養成講座後に、ある悪性リンパ腫の方とコミュニケーションする機会がありました。その方からスピリチュアルペインの訴えがあった際、その方の『支え』についての話題を掘り下げることができました。もちろん話はちぐはぐでしたし、うまく引き出せていなかったと思いますが、今まであったコミュニケーションの苦手意識より、『支えを強めたい』という気持ちのほうが出ていたように思います。これからも少しずつ実践していこうと思います。

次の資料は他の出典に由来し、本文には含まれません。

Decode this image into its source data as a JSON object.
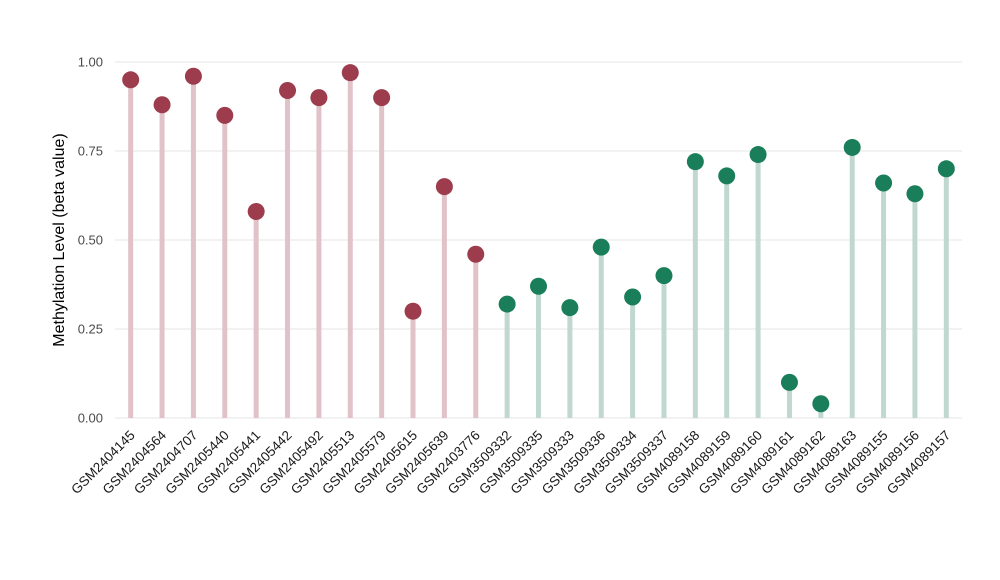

少しでもこの養成講座が気になり、自分の中で変化したい、何か学びを持ち帰りたいと考えている方には、きっと学びの多い講座になると思います。また、小澤先生のキャラクター、饒舌さを堪能するのもひとつの楽しみだと思います。講座中は余裕がなかったですが…笑
谷地千明さま、管理薬剤師・課長補佐
ラッキーバッグ株式会社 はやせ薬局(岩手県)
・養成講座参加動機
私は医師の訪問診療に同行して在宅業務を行っている薬剤師です。慢性疾患で自宅療養されている方、がん末期で自宅療養を希望された方、それぞれに終末は訪れます。死期が近づいた患者様に対して、かけられる言葉がない、死の話から遠ざかりたいと思っていた私がいました。訪問診療医が私に言いました「在宅は医師一人では難しい、同じ考えの持てる仲間がいれば任せられるしもっと強くなれるし患者の穏やかな最期の支えになれる」と。仲間になろうと動かされたのがきっかけです。
・養成講座で得られたこと
死の話から遠ざかりたい、重い話に苦しくて感情が揺さぶられるのが嫌だった私が、その方の希望、尊厳、未来へ託す思いをその方の大切な人と受け止められれば、必ずしも死は不幸ではなく温かい思いとして心に漂ってくれるものであると肯定できました。また支えている人が一番支えを必要としている人であることは重要なことでした。
・現場で実践していること
相手の気持ちを別の表現に言い換えないでそのまま反復すること。
言葉を探している「間」を邪魔しないこと。
数年前に子宮がんで娘を亡くし、肺がんで夫を亡くした女性が私に言いました。「娘の看取りのときは亡きあと無力感で抜け出すのにとても時間がかかった。でも今回夫のときは別でした。信頼できるスタッフさんたちが気持ちと声をかけてくれた、私もやり切った感があり悔やむことはありません。」
・おすすめポイント
仕事だけでなく、自分の生活でもすぐに実践できる講座です。相手が自分の気持ちを分かってくれると感じられる話ができるようになります。
講座は老若男女、同じ熱さで仲間になれます。
仙台開催は、昨年9月に行われた第68回に続いて9回目の開催でした。東北でもELCファシリテーターが増えつつあり、ELC福島、ELCきたかみ、ELCひとめぼれ、ELC会津による地域学習会が開催されています。今後も継続的な学習機会が広がっていくことを期待しています。
協会としては2日間の講座を提供して終わりではなく、受講した方がさらに理解を深め、実践し、振り返り、自らと周囲を進化させていく、そんなお手伝いができたらと願っております。